Çinli otomotiv devi BYD, Manisa'da elektrikli ve şarj edilebilir hibrit otomobil üretim tesisi ile bir AR-GE Merkezi kurma planlarını duyurdu. BYD, Türkiye'ye kuracağı bu tesisi 12 ay gibi kısa bir sürede tamamlamayı hedeflerken yeni tesiste, 8 ila 12 farklı modelin üretileceği belirtiliyor.

Gedik Üniversitesi Öğretim Görevlisi ve ASEAN Müdürü Sibel Karabel, BYD'nin bu yatırım kararını ve Türkiye-Çin ilişkilerini bölgesel ve akademik açıdan CGTN Türk'e değerlendirdi.

"Değerlendirilmesi gereken bir fırsat"

Sibel Karabel BYD'nin Manisa yatırımıyla ilgili şunları söyledi:

"Bu yatırım gerçekten çok önemli ve uluslararası ilişkiler bağlamında değerlendirilmesi gereken bir fırsat sunuyor. Amerika Birleşik Devletleri ve Avrupa Birliği, Çin'e elektrikli araçlar konusunda yüksek tarifeler uygulamış durumda. Bu durum, Çin'in elektrikli araç sektörü üzerinde büyük bir etki yaratmış ve 2023 yılında Çin, devlet teşvikleri olmadan küresel liderliği elde etmiş bir pazar konumuna gelmiştir.

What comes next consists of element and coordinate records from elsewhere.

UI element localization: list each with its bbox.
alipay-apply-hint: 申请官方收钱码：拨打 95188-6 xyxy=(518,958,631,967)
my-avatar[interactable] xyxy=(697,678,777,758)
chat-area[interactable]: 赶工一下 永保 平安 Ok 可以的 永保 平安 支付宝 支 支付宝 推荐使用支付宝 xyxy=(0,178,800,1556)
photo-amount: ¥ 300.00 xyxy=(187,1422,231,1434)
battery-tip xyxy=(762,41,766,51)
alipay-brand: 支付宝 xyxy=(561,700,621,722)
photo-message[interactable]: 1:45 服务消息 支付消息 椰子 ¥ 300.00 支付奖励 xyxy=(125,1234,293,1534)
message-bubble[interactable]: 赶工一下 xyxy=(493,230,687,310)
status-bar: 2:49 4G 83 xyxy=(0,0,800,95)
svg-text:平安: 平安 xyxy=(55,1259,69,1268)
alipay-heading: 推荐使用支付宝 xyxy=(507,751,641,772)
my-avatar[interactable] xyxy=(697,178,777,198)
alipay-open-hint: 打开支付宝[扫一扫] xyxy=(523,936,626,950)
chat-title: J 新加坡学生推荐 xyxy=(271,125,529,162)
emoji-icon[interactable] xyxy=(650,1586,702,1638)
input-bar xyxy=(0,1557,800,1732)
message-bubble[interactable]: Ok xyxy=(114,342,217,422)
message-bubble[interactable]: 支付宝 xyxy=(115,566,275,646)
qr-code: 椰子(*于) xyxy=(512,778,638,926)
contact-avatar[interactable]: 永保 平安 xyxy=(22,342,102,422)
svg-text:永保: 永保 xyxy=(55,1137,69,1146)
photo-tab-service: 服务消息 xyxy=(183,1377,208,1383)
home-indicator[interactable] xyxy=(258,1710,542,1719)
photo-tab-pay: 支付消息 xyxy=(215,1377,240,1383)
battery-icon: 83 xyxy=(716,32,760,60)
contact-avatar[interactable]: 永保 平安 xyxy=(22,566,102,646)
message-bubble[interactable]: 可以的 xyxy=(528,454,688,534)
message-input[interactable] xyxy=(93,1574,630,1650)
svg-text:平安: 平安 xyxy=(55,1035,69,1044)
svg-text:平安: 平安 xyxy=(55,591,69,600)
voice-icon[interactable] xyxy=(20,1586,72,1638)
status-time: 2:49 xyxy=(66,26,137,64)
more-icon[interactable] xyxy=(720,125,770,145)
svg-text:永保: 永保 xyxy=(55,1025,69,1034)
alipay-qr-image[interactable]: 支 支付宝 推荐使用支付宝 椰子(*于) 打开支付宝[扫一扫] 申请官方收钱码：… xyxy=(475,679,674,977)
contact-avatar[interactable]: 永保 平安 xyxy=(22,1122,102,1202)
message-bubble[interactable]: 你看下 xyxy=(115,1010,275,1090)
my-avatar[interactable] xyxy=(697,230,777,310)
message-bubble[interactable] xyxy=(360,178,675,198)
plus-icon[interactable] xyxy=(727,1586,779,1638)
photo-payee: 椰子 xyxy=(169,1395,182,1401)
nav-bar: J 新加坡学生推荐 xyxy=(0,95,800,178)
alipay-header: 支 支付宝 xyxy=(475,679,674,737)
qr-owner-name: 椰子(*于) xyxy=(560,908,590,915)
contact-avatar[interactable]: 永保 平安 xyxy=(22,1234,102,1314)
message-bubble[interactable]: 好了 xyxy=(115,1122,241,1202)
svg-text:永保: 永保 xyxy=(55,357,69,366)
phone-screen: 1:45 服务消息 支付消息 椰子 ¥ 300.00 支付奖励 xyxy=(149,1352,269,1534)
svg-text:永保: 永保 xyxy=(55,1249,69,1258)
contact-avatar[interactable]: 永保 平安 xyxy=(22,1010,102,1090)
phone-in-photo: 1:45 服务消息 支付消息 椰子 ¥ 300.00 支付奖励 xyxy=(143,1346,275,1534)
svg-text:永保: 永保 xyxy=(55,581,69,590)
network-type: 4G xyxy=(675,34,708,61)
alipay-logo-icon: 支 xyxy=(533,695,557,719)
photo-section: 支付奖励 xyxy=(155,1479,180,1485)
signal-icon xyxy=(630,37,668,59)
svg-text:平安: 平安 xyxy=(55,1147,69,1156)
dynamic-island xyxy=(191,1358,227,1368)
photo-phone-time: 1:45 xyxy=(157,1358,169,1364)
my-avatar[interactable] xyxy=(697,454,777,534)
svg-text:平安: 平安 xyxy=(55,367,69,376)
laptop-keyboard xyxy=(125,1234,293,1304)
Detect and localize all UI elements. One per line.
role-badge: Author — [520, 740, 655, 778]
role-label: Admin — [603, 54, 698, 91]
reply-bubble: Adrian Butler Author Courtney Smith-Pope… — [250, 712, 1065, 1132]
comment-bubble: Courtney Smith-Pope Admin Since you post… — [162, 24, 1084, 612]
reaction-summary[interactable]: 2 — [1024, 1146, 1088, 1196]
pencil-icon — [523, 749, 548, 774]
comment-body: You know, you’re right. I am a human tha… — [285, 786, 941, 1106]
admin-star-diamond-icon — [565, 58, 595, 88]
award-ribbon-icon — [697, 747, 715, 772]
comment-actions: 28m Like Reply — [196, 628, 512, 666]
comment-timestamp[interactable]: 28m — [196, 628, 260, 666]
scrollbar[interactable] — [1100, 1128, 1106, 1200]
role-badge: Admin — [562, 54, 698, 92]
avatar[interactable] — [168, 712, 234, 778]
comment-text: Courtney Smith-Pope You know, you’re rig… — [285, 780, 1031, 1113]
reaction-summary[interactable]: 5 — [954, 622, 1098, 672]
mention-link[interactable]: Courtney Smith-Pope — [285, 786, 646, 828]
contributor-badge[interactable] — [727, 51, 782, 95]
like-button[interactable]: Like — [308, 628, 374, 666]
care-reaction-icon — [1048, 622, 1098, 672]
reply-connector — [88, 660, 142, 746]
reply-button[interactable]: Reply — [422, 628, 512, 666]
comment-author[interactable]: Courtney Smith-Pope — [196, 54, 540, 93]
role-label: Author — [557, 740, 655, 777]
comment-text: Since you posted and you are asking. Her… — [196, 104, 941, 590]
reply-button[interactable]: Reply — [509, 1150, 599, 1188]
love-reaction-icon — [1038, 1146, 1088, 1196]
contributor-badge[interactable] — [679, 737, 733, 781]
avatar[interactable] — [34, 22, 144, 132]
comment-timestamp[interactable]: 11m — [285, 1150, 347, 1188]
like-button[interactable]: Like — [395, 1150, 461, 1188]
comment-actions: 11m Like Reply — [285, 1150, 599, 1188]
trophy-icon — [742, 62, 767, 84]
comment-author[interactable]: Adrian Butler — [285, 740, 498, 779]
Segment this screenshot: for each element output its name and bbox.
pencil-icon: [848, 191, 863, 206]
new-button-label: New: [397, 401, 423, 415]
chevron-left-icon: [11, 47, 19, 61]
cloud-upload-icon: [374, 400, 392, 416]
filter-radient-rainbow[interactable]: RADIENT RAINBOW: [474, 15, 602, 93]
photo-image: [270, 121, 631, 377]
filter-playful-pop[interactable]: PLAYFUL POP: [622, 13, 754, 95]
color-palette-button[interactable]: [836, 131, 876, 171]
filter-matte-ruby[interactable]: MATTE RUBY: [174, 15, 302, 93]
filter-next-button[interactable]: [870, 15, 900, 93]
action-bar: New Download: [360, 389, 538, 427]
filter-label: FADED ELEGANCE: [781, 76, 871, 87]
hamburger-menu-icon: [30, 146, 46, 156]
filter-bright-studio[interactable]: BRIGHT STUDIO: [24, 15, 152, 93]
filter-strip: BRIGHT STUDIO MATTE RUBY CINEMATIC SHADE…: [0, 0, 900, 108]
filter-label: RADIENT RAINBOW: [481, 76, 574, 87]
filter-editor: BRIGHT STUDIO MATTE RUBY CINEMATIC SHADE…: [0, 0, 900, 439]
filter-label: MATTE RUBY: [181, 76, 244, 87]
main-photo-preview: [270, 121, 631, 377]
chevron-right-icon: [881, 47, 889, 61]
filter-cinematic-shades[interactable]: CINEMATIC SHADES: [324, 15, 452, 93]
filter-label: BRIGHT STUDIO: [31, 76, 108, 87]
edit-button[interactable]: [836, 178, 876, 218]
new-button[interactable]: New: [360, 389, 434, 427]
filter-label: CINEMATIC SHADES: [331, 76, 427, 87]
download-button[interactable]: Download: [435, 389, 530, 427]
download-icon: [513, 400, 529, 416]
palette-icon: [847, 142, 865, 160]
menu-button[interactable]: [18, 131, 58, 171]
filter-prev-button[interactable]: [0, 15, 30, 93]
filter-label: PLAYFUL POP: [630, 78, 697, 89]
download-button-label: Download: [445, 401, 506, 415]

Çin, bu olgunlaşmış pazarla birlikte yeni pazarlar arayışında, ve Türkiye, bu bağlamda önemli bir fırsat sunuyor.

Kazan-kazan getirisi

BYD'nin Türkiye'deki yatırımları, bu konjonktürde bir katalizör yatırım olarak değerlendirilebilir. Türkiye'den resmi ajanslar aracılığıyla, en az beş farklı markanın Türkiye ile yatırımlar üzerine görüşmelerde bulunduğu belirtilmiştir. Bu yatırım, Türkiye'nin önemli bir dış ticaret açığı yaşadığı bir dönemde, Kuşak ve Yol İnisiyatifi'ndeki altyapı projeleri ve yatırımlarla birlikte, karşılıklı kazan-kazan ilişkisini güçlendirme potansiyeline sahiptir.
Bir diğer önemli nokta ise Türkiye'nin coğrafi konumu. Türkiye, Asya ile Avrupa arasında bir köprü işlevi görmektedir ve Avrupa Birliği ile bir Gümrük Birliği anlaşması bulunmaktadır. Bu durum, Türkiye'de yapılacak yatırımların Avrupa Birliği tarifelerinden muaf tutulmasına olanak tanır. Bu da yatırım için büyük bir avantaj sağlar. Bu bağlamda, her iki ülke için de kazan-kazan getirisi oluşturabilecek bir fırsat söz konusu. Sonuç olarak, Türkiye'de yankı uyandıran bu yatırım, özellikle yoğun rekabetin yaşandığı bu sektörde önemli bir katalizör işlevi görebilir."

"İki ülkenin yumuşak güçlerinin pekişmesine olanak tanımakta"

Karabel Türkiye-Çin ilişkilerini ise şöyle değerlendirdi:

"Her iki kültür, eğitim sistemleri ve akademik iş birlikleri açısından büyük bir potansiyel sunmaktadır. Çeşitli akademik perspektiflerin paylaşılması, bu ülkelerin eğitim sistemlerinin tanıtılması ve kültürel normların anlaşılması açısından önemli fırsatlar sağlamaktadır. Türkiye'den ve Çin'den gelen farklı akademik delegasyonların karşılıklı ziyaretleri, bu bağlamda oldukça faydalıdır. Bu ziyaretler, her iki ülkenin kültürel kodlarının, normlarının ve eğitim sistemlerinin tanıtılması açısından değer taşımaktadır. Çin'in 2013 yılında Xi Jinping tarafından başlatılan Kuşak ve Yol İnisiyatifi, beş önemli maddeden oluşmaktadır ve bu maddelerden biri insan ve kültürel etkileşimi öngörmektedir. Türkiye, bu inisiyatifin önemli bir parçası olarak değerlendirilmektedir. Dolayısıyla, akademik iş birlikleri ve karşılıklı kültürel ziyaretler, iki ülkenin yumuşak güçlerinin pekişmesine olanak tanımakta."